Service Quality – Are Companies Relying Too Heavily On First Contact?

What does ‘good service’ mean to you? Does it mean an excellent experience with one of the agents in a call centre? Does it mean being able to communicate with your service provider across different channels? How about having your issue resolved quickly?

Benjamin JohnsonContent Editor

April 15, 2022
2min read

Service is unique in that it is the culmination of a range of different facets that combine to provide premium quality. However, based on our analysis it is clear that organisations are continuing to struggle to define the best return on investment in service to maximise customer satisfaction.

Service quality, defined in our Digital Maturity Index as the quality of interactions between customers and the company, has continued to score a reasonable result throughout our assessments of different organisations. 3.1 indicates a solid effort, with organisations investing in the training and development of their service teams to deliver a good standard of service.

However, what of the systems and tools that support service agents to deliver quality? Well, across industries we are seeing organisations consistently underinvest in their service systems.
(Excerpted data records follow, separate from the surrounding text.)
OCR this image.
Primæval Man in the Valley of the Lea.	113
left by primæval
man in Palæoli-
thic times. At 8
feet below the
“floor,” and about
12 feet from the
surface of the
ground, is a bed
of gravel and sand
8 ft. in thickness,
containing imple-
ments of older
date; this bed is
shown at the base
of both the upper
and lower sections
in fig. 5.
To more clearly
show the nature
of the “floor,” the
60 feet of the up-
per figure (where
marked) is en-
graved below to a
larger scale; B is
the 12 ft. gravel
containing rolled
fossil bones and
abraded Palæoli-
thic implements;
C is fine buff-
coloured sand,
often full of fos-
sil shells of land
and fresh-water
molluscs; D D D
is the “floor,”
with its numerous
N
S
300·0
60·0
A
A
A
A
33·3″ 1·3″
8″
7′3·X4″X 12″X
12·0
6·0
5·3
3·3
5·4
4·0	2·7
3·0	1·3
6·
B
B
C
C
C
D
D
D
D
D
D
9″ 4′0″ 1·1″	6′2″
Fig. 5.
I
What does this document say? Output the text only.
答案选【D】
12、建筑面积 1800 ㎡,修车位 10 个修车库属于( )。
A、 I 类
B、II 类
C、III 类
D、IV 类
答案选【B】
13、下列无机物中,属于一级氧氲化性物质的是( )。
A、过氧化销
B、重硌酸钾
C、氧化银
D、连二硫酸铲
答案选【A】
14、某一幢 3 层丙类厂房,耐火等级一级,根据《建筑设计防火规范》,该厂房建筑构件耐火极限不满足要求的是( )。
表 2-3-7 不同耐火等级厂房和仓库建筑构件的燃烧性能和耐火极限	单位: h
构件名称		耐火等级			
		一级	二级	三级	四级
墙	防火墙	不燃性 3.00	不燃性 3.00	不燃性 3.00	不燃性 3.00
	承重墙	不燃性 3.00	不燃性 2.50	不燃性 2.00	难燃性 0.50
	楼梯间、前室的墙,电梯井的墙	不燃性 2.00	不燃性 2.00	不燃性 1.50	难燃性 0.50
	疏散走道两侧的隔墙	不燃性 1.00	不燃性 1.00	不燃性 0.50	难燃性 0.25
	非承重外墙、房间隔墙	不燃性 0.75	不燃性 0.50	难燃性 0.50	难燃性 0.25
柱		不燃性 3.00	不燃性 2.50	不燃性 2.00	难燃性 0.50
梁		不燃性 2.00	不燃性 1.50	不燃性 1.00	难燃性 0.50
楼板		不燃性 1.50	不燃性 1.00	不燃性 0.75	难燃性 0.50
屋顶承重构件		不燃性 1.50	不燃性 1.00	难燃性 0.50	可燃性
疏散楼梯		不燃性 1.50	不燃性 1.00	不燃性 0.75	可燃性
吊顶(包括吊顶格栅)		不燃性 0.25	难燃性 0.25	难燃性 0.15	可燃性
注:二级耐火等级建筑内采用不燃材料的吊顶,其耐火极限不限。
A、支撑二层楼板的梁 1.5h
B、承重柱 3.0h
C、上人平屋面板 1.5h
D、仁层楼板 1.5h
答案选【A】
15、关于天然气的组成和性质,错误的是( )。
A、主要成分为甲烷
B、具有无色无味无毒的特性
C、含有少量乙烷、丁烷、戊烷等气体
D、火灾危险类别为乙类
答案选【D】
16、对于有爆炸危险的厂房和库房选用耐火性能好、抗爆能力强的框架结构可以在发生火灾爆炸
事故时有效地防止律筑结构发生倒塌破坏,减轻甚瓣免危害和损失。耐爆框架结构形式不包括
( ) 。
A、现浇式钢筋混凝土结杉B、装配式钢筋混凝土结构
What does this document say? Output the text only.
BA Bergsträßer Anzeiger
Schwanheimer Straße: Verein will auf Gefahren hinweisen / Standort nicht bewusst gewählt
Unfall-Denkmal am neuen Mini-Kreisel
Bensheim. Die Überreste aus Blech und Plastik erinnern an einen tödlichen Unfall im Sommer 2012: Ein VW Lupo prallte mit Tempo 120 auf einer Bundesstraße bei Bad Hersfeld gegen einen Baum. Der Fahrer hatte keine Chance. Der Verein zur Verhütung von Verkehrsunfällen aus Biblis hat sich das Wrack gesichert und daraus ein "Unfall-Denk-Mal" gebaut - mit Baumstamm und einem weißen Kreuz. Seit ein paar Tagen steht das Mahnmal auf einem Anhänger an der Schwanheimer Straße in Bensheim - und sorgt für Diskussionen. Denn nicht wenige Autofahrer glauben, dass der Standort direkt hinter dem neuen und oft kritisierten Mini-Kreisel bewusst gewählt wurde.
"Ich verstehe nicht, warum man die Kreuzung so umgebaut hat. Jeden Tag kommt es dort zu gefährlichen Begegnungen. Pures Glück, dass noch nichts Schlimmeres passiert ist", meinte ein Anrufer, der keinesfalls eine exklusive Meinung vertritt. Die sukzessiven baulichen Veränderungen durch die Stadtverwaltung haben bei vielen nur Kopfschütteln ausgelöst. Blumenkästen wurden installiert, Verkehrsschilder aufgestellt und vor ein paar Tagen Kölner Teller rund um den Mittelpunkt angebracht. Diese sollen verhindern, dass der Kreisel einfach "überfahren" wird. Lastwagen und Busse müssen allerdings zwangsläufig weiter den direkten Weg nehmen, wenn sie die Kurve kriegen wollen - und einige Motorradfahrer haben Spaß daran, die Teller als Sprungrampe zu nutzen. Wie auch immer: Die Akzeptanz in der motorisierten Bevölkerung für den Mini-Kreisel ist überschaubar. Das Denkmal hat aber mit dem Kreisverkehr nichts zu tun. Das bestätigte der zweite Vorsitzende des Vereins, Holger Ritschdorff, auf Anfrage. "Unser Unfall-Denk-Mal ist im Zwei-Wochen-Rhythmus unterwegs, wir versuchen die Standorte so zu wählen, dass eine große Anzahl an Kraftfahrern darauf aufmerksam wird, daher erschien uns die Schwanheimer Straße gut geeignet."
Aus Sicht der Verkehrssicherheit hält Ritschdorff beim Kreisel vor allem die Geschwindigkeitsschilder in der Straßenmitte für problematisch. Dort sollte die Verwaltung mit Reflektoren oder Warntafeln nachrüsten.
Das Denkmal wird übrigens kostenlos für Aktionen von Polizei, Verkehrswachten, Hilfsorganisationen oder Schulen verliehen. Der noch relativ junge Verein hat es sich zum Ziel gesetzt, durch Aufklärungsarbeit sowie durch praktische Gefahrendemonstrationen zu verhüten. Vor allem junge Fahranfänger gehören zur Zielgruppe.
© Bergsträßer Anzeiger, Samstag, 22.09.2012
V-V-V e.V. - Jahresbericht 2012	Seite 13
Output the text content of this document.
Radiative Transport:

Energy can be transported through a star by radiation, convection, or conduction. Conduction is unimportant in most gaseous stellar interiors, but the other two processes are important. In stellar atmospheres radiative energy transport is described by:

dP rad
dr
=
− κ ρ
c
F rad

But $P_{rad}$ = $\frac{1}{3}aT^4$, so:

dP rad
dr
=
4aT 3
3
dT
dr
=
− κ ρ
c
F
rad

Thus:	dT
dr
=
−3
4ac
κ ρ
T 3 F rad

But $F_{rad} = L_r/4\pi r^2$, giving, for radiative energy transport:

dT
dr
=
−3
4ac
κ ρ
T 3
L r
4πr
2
The customer journey indicates a rigorous mapping of key touchpoints, as well as the collection and application of data associated with said interactions to improve service standards. Customer Relationship Management (CRM) tools provide service teams with a platform to log interactions and implement systems-based solutions for customers. These digital aspects of service standard consistently fall some half a level in the DMI behind service quality.

Why is this the case? Many organisations are still heavily focussed on physical interactions, failing to take into consideration the importance of digital systems in customer satisfaction. We see organisations prioritising feedback from physical interactions as key, neglecting those consumers who might enjoy their interactions with staff but ultimately become frustrated by poor systems in place to resolve their issue.

Effective customer journey mapping and software systems can dramatically improve the efficiency and speed of customer problem resolution, arguably the most important factor for modern customers who are used to a rapid turnaround on their issues.

We recommend that organisations large and small recognise the value of digital systems and prioritise establishing the tools their service teams need to succeed, providing a solid foundation for excellent service as early as possible in their journey.